A disgruntled businessman drove an SUV packed with gas cylinders at a commemoration service crowd where the New Zealand Prime Minister had been speaking yesterday.
The man was said to hold a grudge against the New Zealand Government after a business deal went sour, and had emblazoned his vehicle with images of John Key and Adolf Hitler.
The Prime Minister had already left the service, and says he does not know whether the man was trying to harm him.
It is understood nobody was injured. The Korean man veered into a parked truck, missing the crowd at the Seoul National War Memorial.
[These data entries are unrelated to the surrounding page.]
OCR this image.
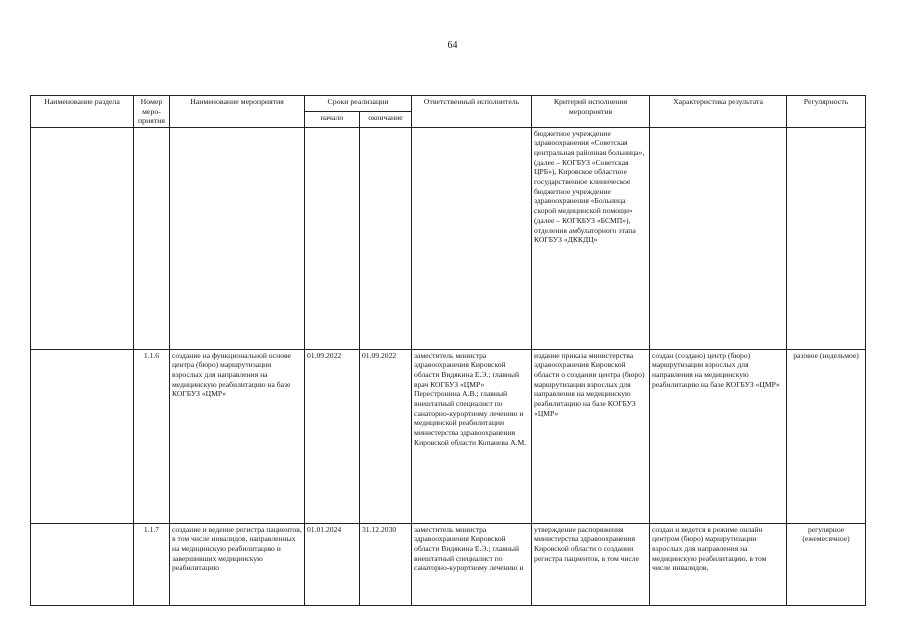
64
Наименование раздела	Номер меро-приятия	Наименование мероприятия	Сроки реализации		Ответственный исполнитель	Критерий исполнения мероприятия	Характеристика результата	Регулярность
			начало	окончание				
						бюджетное учреждение здравоохранения «Советская центральная районная больница», (далее – КОГБУЗ «Советская ЦРБ»), Кировское областное государственное клиническое бюджетное учреждение здравоохранения «Больница скорой медицинской помощи» (далее – КОГКБУЗ «БСМП»), отделения амбулаторного этапа КОГБУЗ «ДККДЦ»		
	1.1.6	создание на функциональной основе центра (бюро) маршрутизации взрослых для направления на медицинскую реабилитацию на базе КОГБУЗ «ЦМР»	01.09.2022	01.09.2022	заместитель министра здравоохранения Кировской области Видякина Е.Э.; главный врач КОГБУЗ «ЦМР» Перестронина А.В.; главный внештатный специалист по санаторно-курортному лечению и медицинской реабилитации министерства здравоохранения Кировской области Копанева А.М.	издание приказа министерства здравоохранения Кировской области о создании центра (бюро) маршрутизации взрослых для направления на медицинскую реабилитацию на базе КОГБУЗ «ЦМР»	создан (создано) центр (бюро) маршрутизации взрослых для направления на медицинскую реабилитацию на базе КОГБУЗ «ЦМР»	разовое (недельмое)
	1.1.7	создание и ведение регистра пациентов, в том числе инвалидов, направленных на медицинскую реабилитацию и завершивших медицинскую реабилитацию	01.01.2024	31.12.2030	заместитель министра здравоохранения Кировской области Видякина Е.Э.; главный внештатный специалист по санаторно-курортному лечению и	утверждение распоряжения министерства здравоохранения Кировской области о создании регистра пациентов, в том числе	создан и ведется в режиме онлайн центром (бюро) маршрутизации взрослых для направления на медицинскую реабилитацию, в том числе инвалидов,	регулярное (ежемесячное)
The attack took place about 200m from where Key had addressed about 5,000 people commemorating the Korean War ceasefire 60 years ago.
Police quickly arrested the man and he was last night in custody.
Asked whether the man was trying to hurt him, Key said he couldn't answer that question, "because it simply all happened away from me".
"I wasn't even aware of it," he added.
New Zealand eyewitnesses report seeing security personnel at the tightly guarded event attempting to break into the 4WD vehicle after gas cylinders were spotted inside.
"All we saw was this jeep just try to approach the crowd at the back and try and crash into the crowd but all it crashed into was the back of a truck," a member of the New Zealand veterans and military group attending the commemorations said.
The man and another member of the group who saw the incident said the van displayed images of Hitler giving a Nazi salute, and Key with his finger across his lips.
They saw security staff frantically breaking the windows of the vehicle with a fire extinguisher to reach what appeared to be gas cylinders inside.
Key later told reporters the driver appeared to be a property investor "who somehow had a business transaction in New Zealand that's gone wrong".
"He's been disgruntled about that. Somehow along the line, he's linked that back to saying all roads lead back to the Government ... I don't think there's any real link there."
The man had staged a peaceful, week-long "silent protest" outside the New Zealand embassy about a month ago.
Key and an official entourage including about 30 New Zealand Korean War veterans are due to visit the graves of New Zealand war dead in the southern city of Busan later today.
Tensions on the Korean Peninsula remain high, amid North Korean weapons-testing and posturing about its nuclear programme.
Defence Force chief Lieutenant-General Rhys Jones told TV3 last night that he believed New Zealand would go to South Korea's aid if it was needed - prompting surprise, given that the Government had backed away from such a strong position before.
"If South Korea is threatened again, I think we'd send forces there," Jones said.
"South Korea is important to us so, if their nation's threatened, yeah, it would be seriously considered by the Government for sure."